메뉴 건너뛰기

Bigdata, Semantic IoT, Hadoop, NoSQL

Bigdata, Hadoop ecosystem, Semantic IoT등의 프로젝트를 진행중에 습득한 내용을 정리하는 곳입니다.
필요한 분을 위해서 공개하고 있습니다. 문의사항은 gooper@gooper.com로 메일을 보내주세요.


1. Cassandra 1.2.11 다운로드/설치(cumulusRDF 1.0.1와 호환되며 테스트 된 버젼임)

 http://archive.apache.org/dist/cassandra/


 *참고1 : https://www.gooper.com/ss/index.php?mid=bigdata&category=2803&document_srl=3110 (버젼이 다르지만 언급된 항목에 대한 설정은 같으므로 참고하여 설정해준다)

 *참고2 : CumulusRDF 1.1.0이 Cassandra 1.2.X만 지원하므로 1.2.X를 다운받아 설치해야한다.


2. CumulusRDF 1.0.1 Web Application다운로드및 설치(직접 maven으로 빌드하면.. *.jar, war파일이 만들어지나 잘안됨(?))

  https://github.com/cumulusrdf/cumulusrdf/wiki/Downloads

  에서 March 11th 2014: CumulusRDF v1.0.1 war파일을 다운로드 받아서 WAS에 deploy한다.
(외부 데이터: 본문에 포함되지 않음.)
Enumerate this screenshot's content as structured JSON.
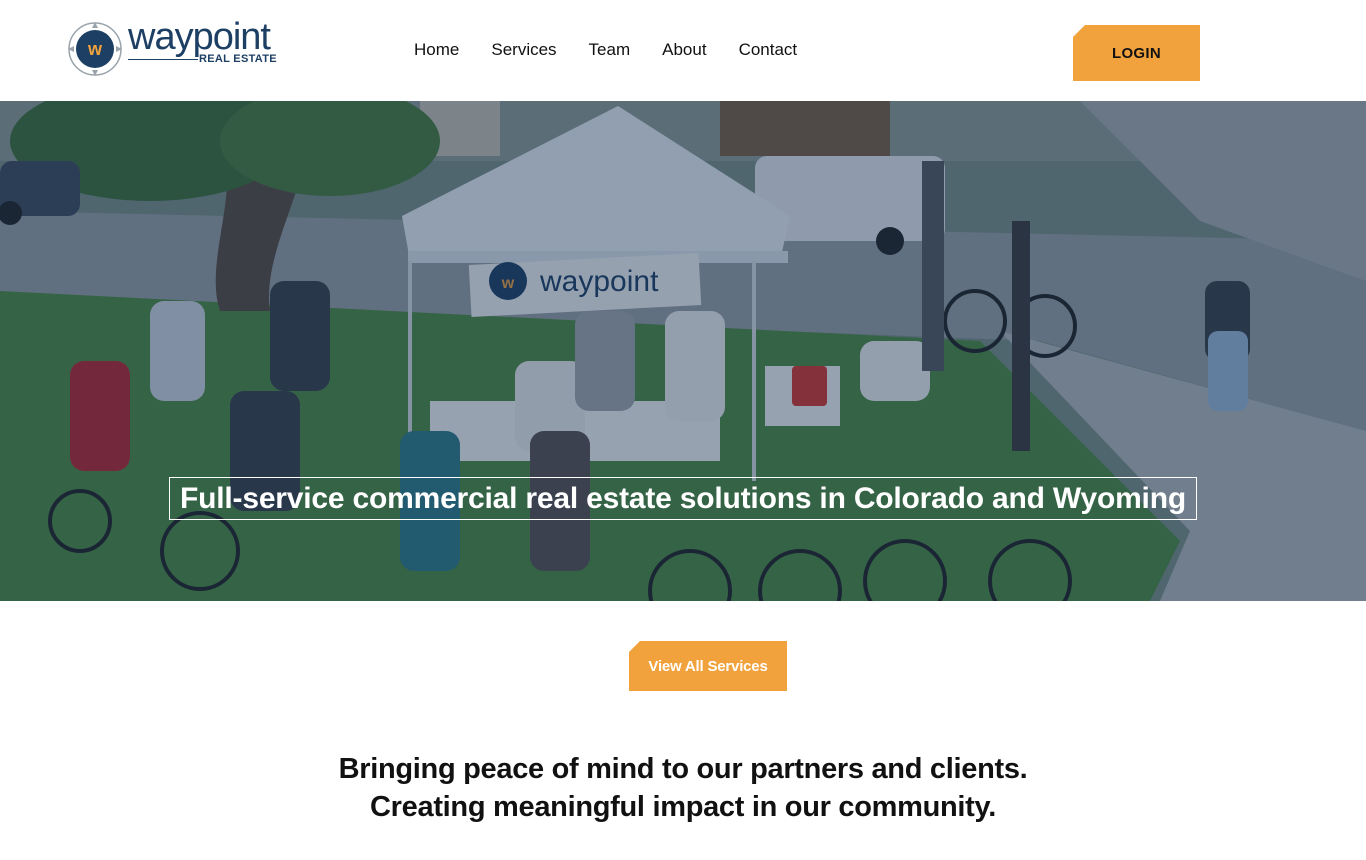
{
  "brand": {
    "logo_word": "waypoint",
    "logo_sub": "REAL ESTATE",
    "logo_initial": "w",
    "colors": {
      "navy": "#1c3f63",
      "accent": "#f2a23c"
    }
  },
  "nav": {
    "items": [
      {
        "label": "Home"
      },
      {
        "label": "Services"
      },
      {
        "label": "Team"
      },
      {
        "label": "About"
      },
      {
        "label": "Contact"
      }
    ],
    "login_label": "LOGIN"
  },
  "hero": {
    "title": "Full-service commercial real estate solutions in Colorado and Wyoming",
    "banner_text": "waypoint",
    "banner_initial": "w"
  },
  "cta": {
    "services_label": "View All Services"
  },
  "tagline": {
    "line1": "Bringing peace of mind to our partners and clients.",
    "line2": "Creating meaningful impact in our community."
  }
}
  (예, tomcat의 경우 webapps폴더 밑에 두면 파일명을 context명으로 자동설치된다)


* 참고1 : https://github.com/cumulusrdf/cumulusrdf/wiki
* 참고2 : http://xxx.xxx.xxx.43:8080/cumulusrdf-1.0.1/info에 접근하면 web페이지에서 query및 bulkupload를 할 수있다. 
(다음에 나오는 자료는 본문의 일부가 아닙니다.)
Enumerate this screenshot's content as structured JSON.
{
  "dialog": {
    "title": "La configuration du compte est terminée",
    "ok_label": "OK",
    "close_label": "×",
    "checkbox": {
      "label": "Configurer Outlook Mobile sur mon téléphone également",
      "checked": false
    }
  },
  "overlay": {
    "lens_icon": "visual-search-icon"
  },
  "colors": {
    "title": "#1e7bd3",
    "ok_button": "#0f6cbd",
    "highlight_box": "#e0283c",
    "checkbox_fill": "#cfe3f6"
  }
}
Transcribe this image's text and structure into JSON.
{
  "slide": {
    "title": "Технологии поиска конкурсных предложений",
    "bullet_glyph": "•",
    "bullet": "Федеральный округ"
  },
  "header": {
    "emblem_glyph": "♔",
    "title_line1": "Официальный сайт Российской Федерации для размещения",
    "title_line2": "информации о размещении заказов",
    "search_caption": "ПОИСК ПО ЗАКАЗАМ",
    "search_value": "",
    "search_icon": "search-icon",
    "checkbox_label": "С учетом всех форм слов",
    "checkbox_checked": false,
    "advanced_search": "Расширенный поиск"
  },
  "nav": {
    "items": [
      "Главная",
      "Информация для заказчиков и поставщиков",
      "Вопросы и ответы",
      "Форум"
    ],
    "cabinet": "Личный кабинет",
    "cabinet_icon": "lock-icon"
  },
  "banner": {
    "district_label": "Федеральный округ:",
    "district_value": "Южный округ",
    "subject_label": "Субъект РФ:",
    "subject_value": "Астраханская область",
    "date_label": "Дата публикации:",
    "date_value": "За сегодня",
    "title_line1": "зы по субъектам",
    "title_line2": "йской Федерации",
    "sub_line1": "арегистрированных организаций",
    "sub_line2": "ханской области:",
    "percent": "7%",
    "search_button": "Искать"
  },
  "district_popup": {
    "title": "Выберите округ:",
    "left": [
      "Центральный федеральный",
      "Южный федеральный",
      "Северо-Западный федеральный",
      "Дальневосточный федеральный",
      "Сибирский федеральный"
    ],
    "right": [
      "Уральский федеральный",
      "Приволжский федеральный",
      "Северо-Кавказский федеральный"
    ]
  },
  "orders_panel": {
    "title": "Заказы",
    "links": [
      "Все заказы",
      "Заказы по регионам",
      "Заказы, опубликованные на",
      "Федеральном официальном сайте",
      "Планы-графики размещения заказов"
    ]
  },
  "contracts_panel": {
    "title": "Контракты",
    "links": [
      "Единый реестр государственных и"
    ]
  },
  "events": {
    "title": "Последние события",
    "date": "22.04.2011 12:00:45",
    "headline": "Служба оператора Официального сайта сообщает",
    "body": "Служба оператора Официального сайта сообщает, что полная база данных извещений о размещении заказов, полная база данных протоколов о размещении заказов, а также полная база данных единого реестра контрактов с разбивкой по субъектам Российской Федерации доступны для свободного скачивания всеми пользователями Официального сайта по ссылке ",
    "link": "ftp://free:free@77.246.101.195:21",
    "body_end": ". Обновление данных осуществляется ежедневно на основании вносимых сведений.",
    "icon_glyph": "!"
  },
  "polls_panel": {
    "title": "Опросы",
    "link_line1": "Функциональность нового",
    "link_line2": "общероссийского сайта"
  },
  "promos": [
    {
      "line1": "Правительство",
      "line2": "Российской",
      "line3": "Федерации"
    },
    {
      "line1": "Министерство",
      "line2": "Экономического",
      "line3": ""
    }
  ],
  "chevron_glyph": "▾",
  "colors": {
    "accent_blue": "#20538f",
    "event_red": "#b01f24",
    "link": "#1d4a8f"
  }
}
3. CumulusRDF 1.0.1 CLI 툴 다운로드및 설치

  https://github.com/cumulusrdf/cumulusrdf/wiki/Downloads

  에서 March 11th 2014: CumulusRDF v1.0.1 CLI jar를 다운로드 받아서 적절한 위치에 복사한다.

 * 참고1 : https://github.com/cumulusrdf/cumulusrdf/wiki/CLI)

 * 참고2 : dump, load, query, remove를 실행할 수 있는 jar파일임


 

4. 첨부된 1.0.0버젼의 CLI jar파일은 load할때 아래와 같이 사용한다.(이것은 thread개수를 지정할 수 있는데.. CumulusRDF 1.0.1 CLI등은 사용법이르며 일부기능이 지원되지 않음)

java -cp ./cumulusrdf-1.0.0-jar-with-dependencies.jar edu.kit.aifb.cumulus.cli.Main Load -i ./icbms_2016-04-15_15-10-16.nq -b 10000 -t 8

배치 10000, 쓰레드 8개로 nq파일을 업로드함

: 첨부파일을 이용할것


----------------------------첨부된 jar파일 사용시 가능한 옵션(Load, Dump, Query, Remove별로 다름)----------------------

-bash-4.1# java -cp ./cumulusrdf-1.0.0-jar-with-dependencies.jar edu.kit.aifb.cumulus.cli.Main Load -help

***ERROR: class org.apache.commons.cli.UnrecognizedOptionException: Unrecognized option: -help

usage: parameters:

 -b <arg>   batch size - number of triples (default: 100)

 -f <arg>   format ('nt', 'nq' or 'xml') (default: 'nt')

 -h         print help

 -i <arg>   name of file to read, - for stdin (but then need to specify -x

            option)

 -k <arg>   Cassandra keyspace (default KeyspaceCumulus)

 -n <arg>   Cassandra hosts as comma-separated list

            ('host1:port1,host2:port2,...') (default localhost:9160)

 -r <arg>   replication factor  (default: 1)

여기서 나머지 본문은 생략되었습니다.